Re: [PATCH v2] platform/chrome: cros_ec: Use per-device lockdep key

From: Chen-Yu Tsai
Date: Wed Jan 11 2023 - 03:47:54 EST


On Wed, Jan 11, 2023 at 3:41 PM Chen-Yu Tsai <wenst@xxxxxxxxxxxx> wrote:
>
> Lockdep reports a bogus possible deadlock on MT8192 Chromebooks due to
> the following lock sequences:
>
> 1. lock(i2c_register_adapter) [1]; lock(&ec_dev->lock)
> 2. lock(&ec_dev->lock); lock(prepare_lock);
>
> The actual dependency chains are much longer. The shortened version
> looks somewhat like:
>
> 1. cros-ec-rpmsg on mtk-scp
> ec_dev->lock -> prepare_lock
> 2. In rt5682_i2c_probe() on native I2C bus:
> prepare_lock -> regmap->lock -> (possibly) i2c_adapter->bus_lock
> 3. In rt5682_i2c_probe() on native I2C bus:
> regmap->lock -> i2c_adapter->bus_lock
> 4. In sbs_probe() on i2c-cros-ec-tunnel I2C bus attached on cros-ec:
> i2c_adapter->bus_lock -> ec_dev->lock
>
> While lockdep is correct that the shared lockdep classes have a circular
> dependency, it is bogus because
>
> a) 2+3 happen on a native I2C bus
> b) 4 happens on the actual EC on ChromeOS devices
> c) 1 happens on the SCP coprocessor on MediaTek Chromebooks that just
> happens to expose a cros-ec interface, but does not have an
> i2c-cros-ec-tunnel I2C bus
>
> In short, the "dependencies" are actually on different devices.
>
> Setup a per-device lockdep key for cros_ec devices so lockdep can tell
> the two instances apart.
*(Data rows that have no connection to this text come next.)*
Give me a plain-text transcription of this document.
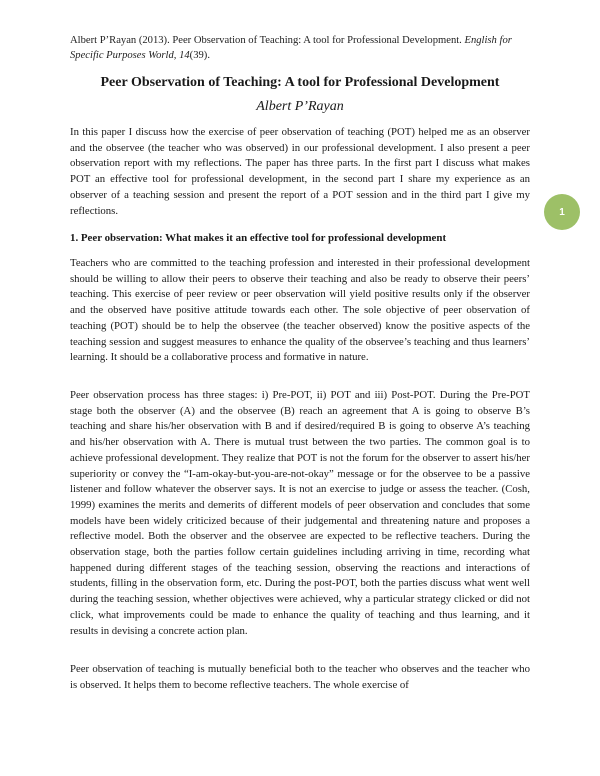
Albert P’Rayan (2013). Peer Observation of Teaching: A tool for Professional Development. English for Specific Purposes World, 14(39).
Peer Observation of Teaching: A tool for Professional Development
Albert P’Rayan

In this paper I discuss how the exercise of peer observation of teaching (POT) helped me as an observer and the observee (the teacher who was observed) in our professional development. I also present a peer observation report with my reflections. The paper has three parts. In the first part I discuss what makes POT an effective tool for professional development, in the second part I share my experience as an observer of a teaching session and present the report of a POT session and in the third part I give my reflections.

1. Peer observation: What makes it an effective tool for professional development

Teachers who are committed to the teaching profession and interested in their professional development should be willing to allow their peers to observe their teaching and also be ready to observe their peers’ teaching. This exercise of peer review or peer observation will yield positive results only if the observer and the observed have positive attitude towards each other. The sole objective of peer observation of teaching (POT) should be to help the observee (the teacher observed) know the positive aspects of the teaching session and suggest measures to enhance the quality of the observee’s teaching and thus learners’ learning. It should be a collaborative process and formative in nature.

Peer observation process has three stages: i) Pre-POT, ii) POT and iii) Post-POT. During the Pre-POT stage both the observer (A) and the observee (B) reach an agreement that A is going to observe B’s teaching and share his/her observation with B and if desired/required B is going to observe A’s teaching and his/her observation with A. There is mutual trust between the two parties. The common goal is to achieve professional development. They realize that POT is not the forum for the observer to assert his/her superiority or convey the “I-am-okay-but-you-are-not-okay” message or for the observee to be a passive listener and follow whatever the observer says. It is not an exercise to judge or assess the teacher. (Cosh, 1999) examines the merits and demerits of different models of peer observation and concludes that some models have been widely criticized because of their judgemental and threatening nature and proposes a reflective model. Both the observer and the observee are expected to be reflective teachers. During the observation stage, both the parties follow certain guidelines including arriving in time, recording what happened during different stages of the teaching session, observing the reactions and interactions of students, filling in the observation form, etc. During the post-POT, both the parties discuss what went well during the teaching session, whether objectives were achieved, why a particular strategy clicked or did not click, what improvements could be made to enhance the quality of teaching and thus learning, and it results in devising a concrete action plan.

Peer observation of teaching is mutually beneficial both to the teacher who observes and the teacher who is observed. It helps them to become reflective teachers. The whole exercise of

1
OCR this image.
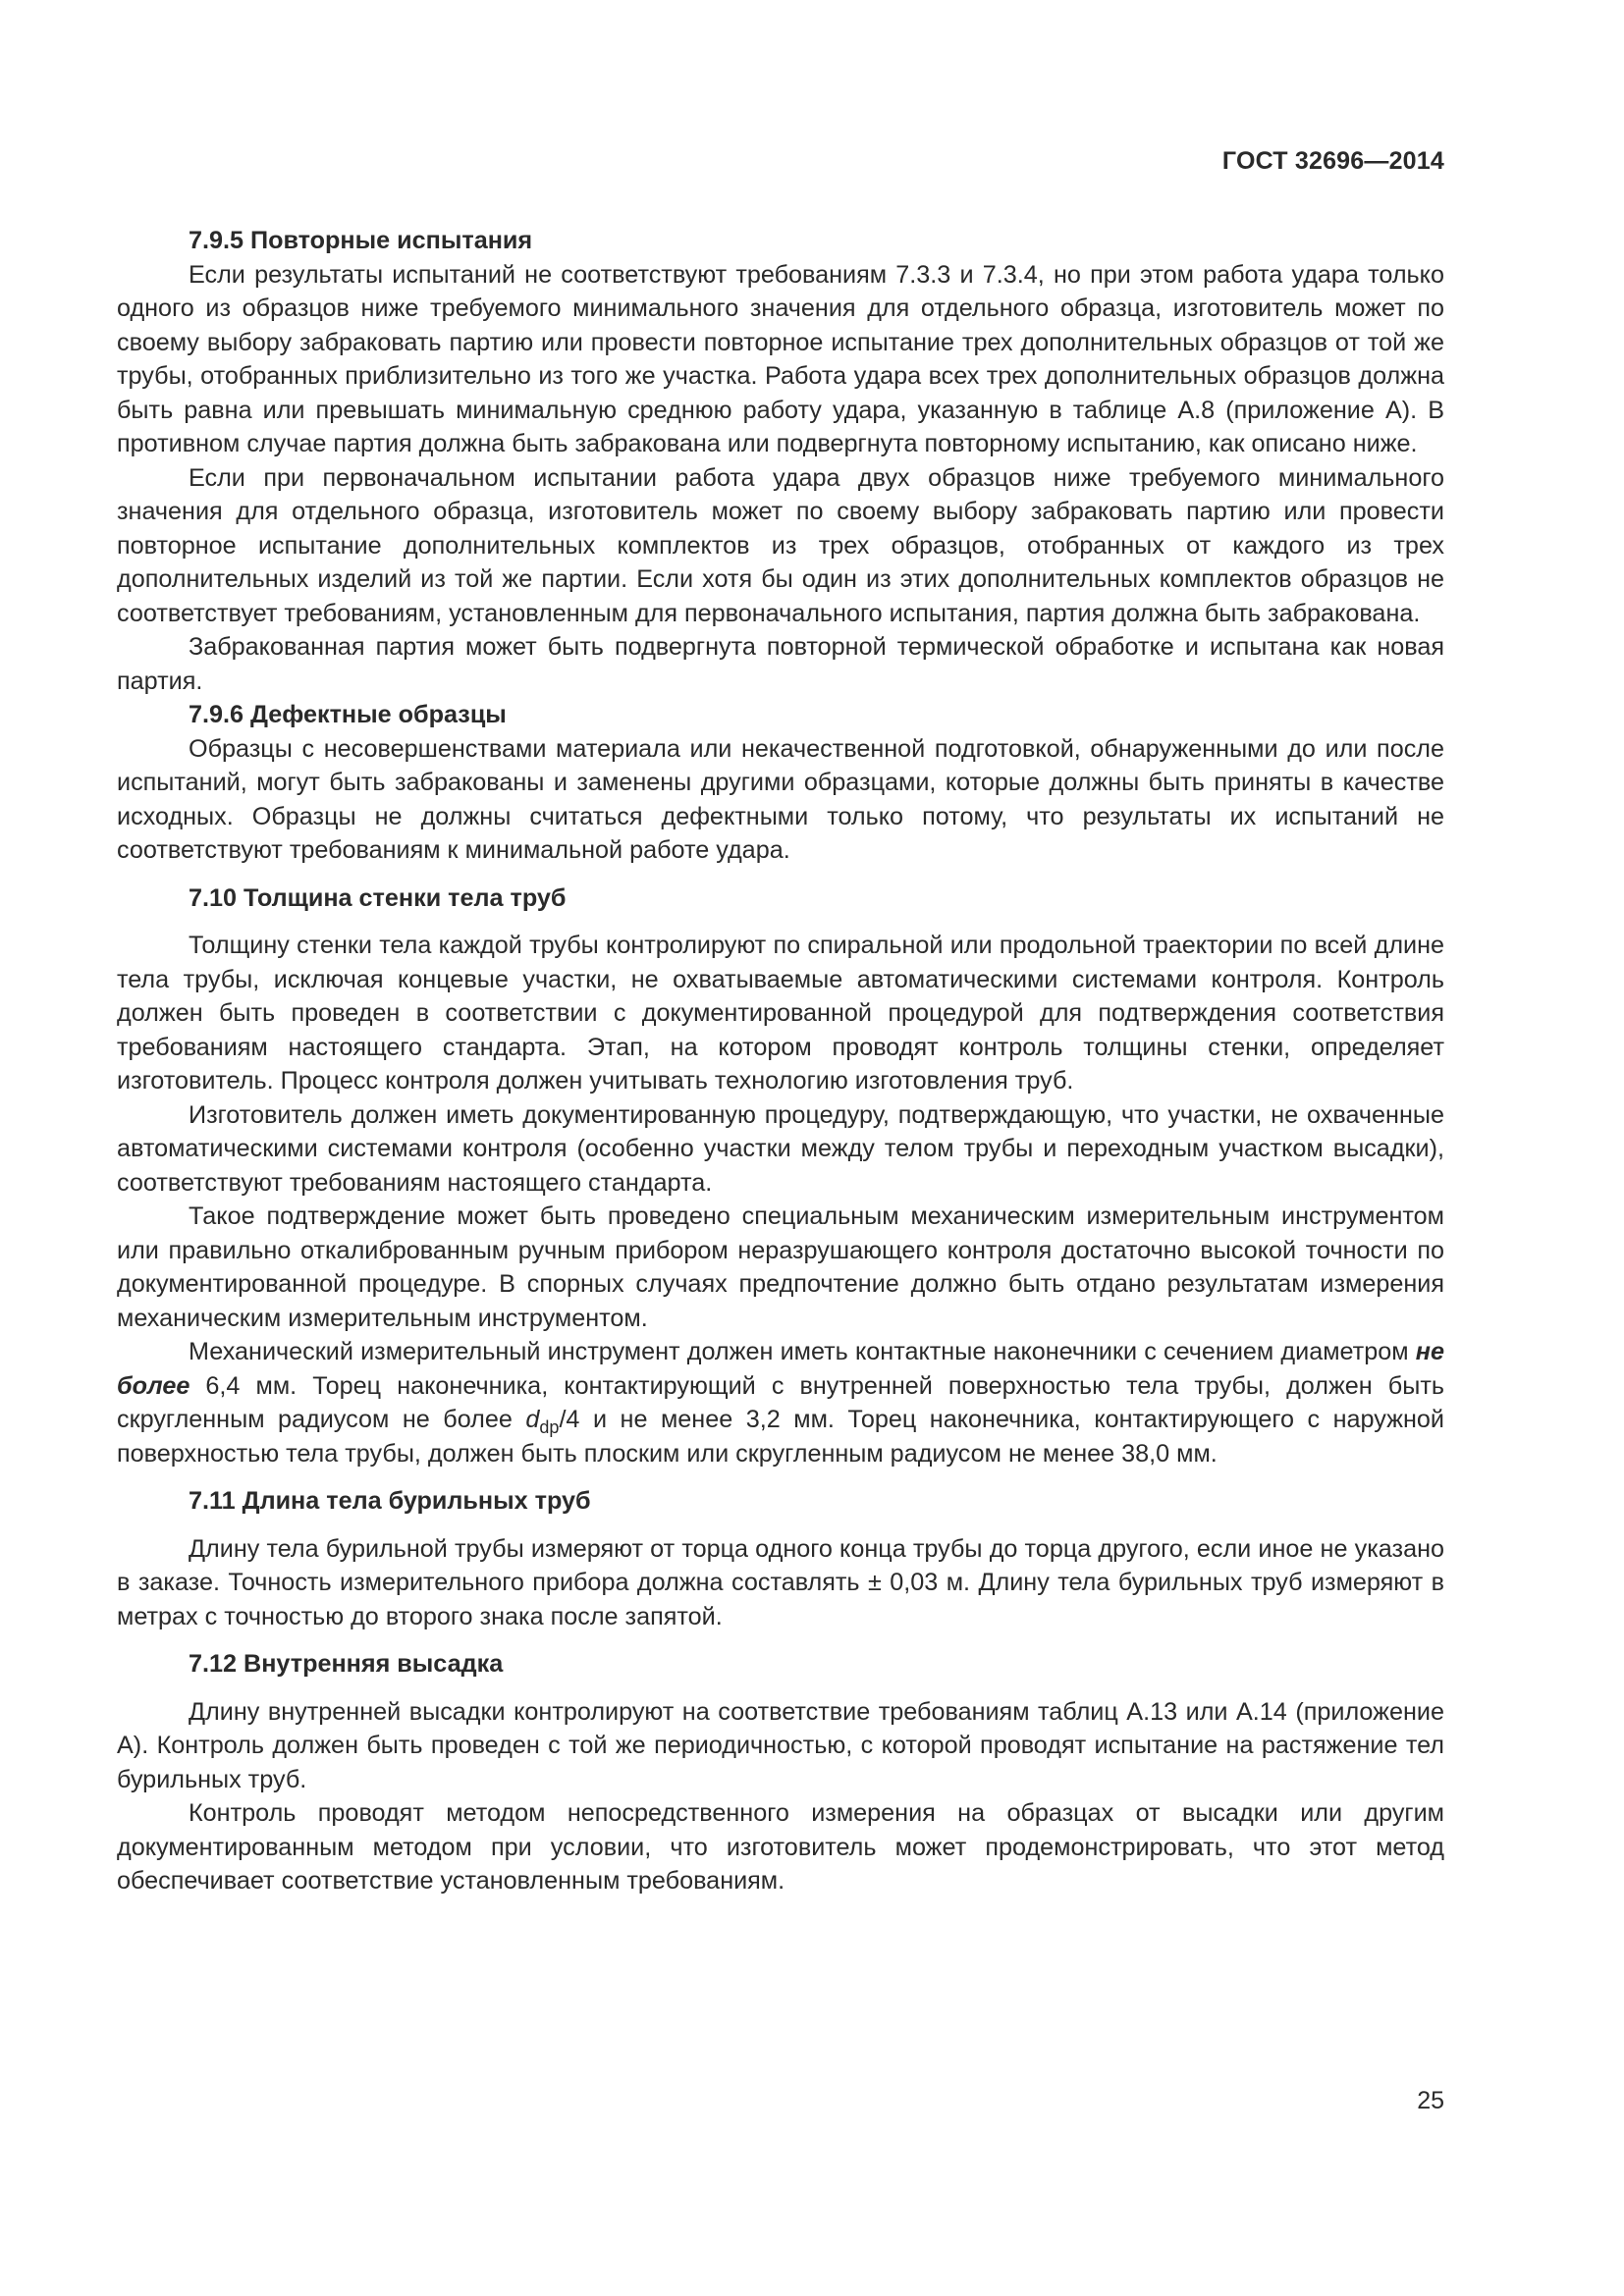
ГОСТ 32696—2014
7.9.5 Повторные испытания

Если результаты испытаний не соответствуют требованиям 7.3.3 и 7.3.4, но при этом работа удара только одного из образцов ниже требуемого минимального значения для отдельного образца, изготовитель может по своему выбору забраковать партию или провести повторное испытание трех дополнительных образцов от той же трубы, отобранных приблизительно из того же участка. Работа удара всех трех дополнительных образцов должна быть равна или превышать минимальную среднюю работу удара, указанную в таблице А.8 (приложение А). В противном случае партия должна быть забракована или подвергнута повторному испытанию, как описано ниже.

Если при первоначальном испытании работа удара двух образцов ниже требуемого минимального значения для отдельного образца, изготовитель может по своему выбору забраковать партию или провести повторное испытание дополнительных комплектов из трех образцов, отобранных от каждого из трех дополнительных изделий из той же партии. Если хотя бы один из этих дополнительных комплектов образцов не соответствует требованиям, установленным для первоначального испытания, партия должна быть забракована.

Забракованная партия может быть подвергнута повторной термической обработке и испытана как новая партия.

7.9.6 Дефектные образцы

Образцы с несовершенствами материала или некачественной подготовкой, обнаруженными до или после испытаний, могут быть забракованы и заменены другими образцами, которые должны быть приняты в качестве исходных. Образцы не должны считаться дефектными только потому, что результаты их испытаний не соответствуют требованиям к минимальной работе удара.

7.10 Толщина стенки тела труб

Толщину стенки тела каждой трубы контролируют по спиральной или продольной траектории по всей длине тела трубы, исключая концевые участки, не охватываемые автоматическими системами контроля. Контроль должен быть проведен в соответствии с документированной процедурой для подтверждения соответствия требованиям настоящего стандарта. Этап, на котором проводят контроль толщины стенки, определяет изготовитель. Процесс контроля должен учитывать технологию изготовления труб.

Изготовитель должен иметь документированную процедуру, подтверждающую, что участки, не охваченные автоматическими системами контроля (особенно участки между телом трубы и переходным участком высадки), соответствуют требованиям настоящего стандарта.

Такое подтверждение может быть проведено специальным механическим измерительным инструментом или правильно откалиброванным ручным прибором неразрушающего контроля достаточно высокой точности по документированной процедуре. В спорных случаях предпочтение должно быть отдано результатам измерения механическим измерительным инструментом.

Механический измерительный инструмент должен иметь контактные наконечники с сечением диаметром не более 6,4 мм. Торец наконечника, контактирующий с внутренней поверхностью тела трубы, должен быть скругленным радиусом не более $d_{dp}/4$ и не менее 3,2 мм. Торец наконечника, контактирующего с наружной поверхностью тела трубы, должен быть плоским или скругленным радиусом не менее 38,0 мм.

7.11 Длина тела бурильных труб

Длину тела бурильной трубы измеряют от торца одного конца трубы до торца другого, если иное не указано в заказе. Точность измерительного прибора должна составлять ± 0,03 м. Длину тела бурильных труб измеряют в метрах с точностью до второго знака после запятой.

7.12 Внутренняя высадка

Длину внутренней высадки контролируют на соответствие требованиям таблиц А.13 или А.14 (приложение А). Контроль должен быть проведен с той же периодичностью, с которой проводят испытание на растяжение тел бурильных труб.

Контроль проводят методом непосредственного измерения на образцах от высадки или другим документированным методом при условии, что изготовитель может продемонстрировать, что этот метод обеспечивает соответствие установленным требованиям.

25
This helps with getting rid of the bogus
> lockdep warning. For ChromeOS devices that only have one cros-ec
> instance this doesn't change anything.

Actually, hold off on this for a bit. I just realized this makes the
kernel give a big warning:

INFO: trying to register non-static key.
The code is fine but needs lockdep annotation, or maybe
you didn't initialize this object before use?
turning off the locking correctness validator.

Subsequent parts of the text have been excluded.